A ideologia burguesa diz que a “justiça” (Polícia, Judiciário e o Ministério Público) é para todos, mas sabemos que no mundo real as coisas são bem diferentes. A realidade é com a polícia atacando a classe trabalhadora e protegendo os ricos e capitalistas.

Quando a ação policial envolve políticos e empresários tem uma forma de agir. Chegam com mandados judiciais, policiais educados que pedem licença, sem uso de armas. E quando há prisão sequer são algemados, quando no caso há instaurado o processo, dura anos. Nos poucos casos de condenação a pena é cumprida em casa ou, quando presos, nunca chegam a cumprir toda a penalidade.
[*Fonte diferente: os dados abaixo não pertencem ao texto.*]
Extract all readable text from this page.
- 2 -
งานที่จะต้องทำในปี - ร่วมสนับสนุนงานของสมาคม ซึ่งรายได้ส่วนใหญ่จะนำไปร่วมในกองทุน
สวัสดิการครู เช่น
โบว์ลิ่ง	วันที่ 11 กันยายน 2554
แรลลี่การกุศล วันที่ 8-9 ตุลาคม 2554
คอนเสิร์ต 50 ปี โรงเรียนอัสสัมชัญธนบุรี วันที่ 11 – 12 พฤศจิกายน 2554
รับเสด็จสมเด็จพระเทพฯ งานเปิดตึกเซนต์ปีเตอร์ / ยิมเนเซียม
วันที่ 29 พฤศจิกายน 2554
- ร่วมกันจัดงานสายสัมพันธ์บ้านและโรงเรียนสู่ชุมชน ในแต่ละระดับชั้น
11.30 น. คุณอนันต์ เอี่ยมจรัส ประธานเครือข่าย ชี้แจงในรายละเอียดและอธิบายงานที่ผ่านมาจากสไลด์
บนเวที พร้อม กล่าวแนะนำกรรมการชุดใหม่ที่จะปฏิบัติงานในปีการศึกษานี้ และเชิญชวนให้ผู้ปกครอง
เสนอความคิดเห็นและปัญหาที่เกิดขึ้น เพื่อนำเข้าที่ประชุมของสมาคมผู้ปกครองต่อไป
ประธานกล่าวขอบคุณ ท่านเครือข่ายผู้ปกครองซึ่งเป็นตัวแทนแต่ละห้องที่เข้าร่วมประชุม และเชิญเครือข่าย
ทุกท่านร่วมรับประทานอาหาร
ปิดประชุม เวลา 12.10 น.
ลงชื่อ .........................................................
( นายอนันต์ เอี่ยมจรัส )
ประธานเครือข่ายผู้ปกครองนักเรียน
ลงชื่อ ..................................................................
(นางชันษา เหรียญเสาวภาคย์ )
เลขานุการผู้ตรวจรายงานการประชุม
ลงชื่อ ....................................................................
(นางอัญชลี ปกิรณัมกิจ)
Os crimes praticados pelos ricos são de milhões com dinheiro desviado da Saúde, da Educação ou mesmo de obras públicas que seriam destinadas à população carente.

Muito diferente de como atuam nas periferias onde agem até mesmo à margem da lei, desrespeitam os direitos democráticos básicos (agem sem mandados judiciais, arrombam portas de casas de trabalhadores e, não poucas vezes, se apropriam de dinheiro e bens encontrados, etc.), matam e alegam legítima defesa (muitos vídeos desmentem esse argumento!).

E na verdade o objetivo nem é combater o crime, é manter a população sob controle pelo medo. Também há o envolvimento de muitos policiais com as facções: fornecendo armamento, dando cobertura para o tráfico e fazendo parte de milícias. Lembremos que a família Bolsonaro tem forte ligação com essas milícias.

O Poder Judiciário e o Ministério Público contribuem com essas mortes quando mantêm a impunidade. As ações, em sua imensa maioria, não são investigadas ou o próprio Ministério Público pede arquivamentos e os juízes acatam esses pedidos.

Um caso famoso no Rio de Janeiro foi o arquivamento do inquérito que apurava a morte do traficante Matemático. O promotor pediu o arquivamento ao considerar que o policial agiu em legítima defesa (e o juiz concordou), no entanto, o tiro de fuzil foi de um helicóptero da Polícia Civil e o traficante estava fugindo de carro.

Outro que podemos citar é o caso do assassinato da menina Agatha, de 8 anos, assassinada por tiro de fuzil. O autor do disparo continua solto. O inquérito dá brecha para absolvição, diz que o PM agiu sob “forte tensão”.

Manda matar pobre para desviar de seus crimes a atenção

Também chamou nossa atenção a reação de Witzel ao reclamar de que o “Estado democrático de direito” não estava sendo respeitado e que Bolsonaro (agora seu desafeto) estava instaurando o fascismo no Brasil. Vejam, o mesmo governador que comemora como um gol a morte de pessoas e orienta a polícia a “mirar na cabecinha e …fogo”.

Desde o começo da pandemia, todos sabiam que o Rio de Janeiro seria um lugar onde o vírus iria encontrar melhores condições para se proliferar. Já são mais de 5 mil mortes (em 02/06).

Além de Witzel não se preparar adequadamente (na verdade nenhum deles) para o enfrentamento da pandemia, o seu governo se envolveu em superfaturamento de respiradores, atraso na entrega de hospitais de campanha (apesar de as empresas terem recebido o dinheiro), etc. Ou seja, é um inimigo da classe trabalhadora.

A política de extermínio da população pobre e preta, a falta de uma política capaz de enfrentar os perigos da pandemia, os ataques aos direitos do funcionalismo público e a corrupção são problemas que esse governo assassino têm a oferecer, não podemos esperar.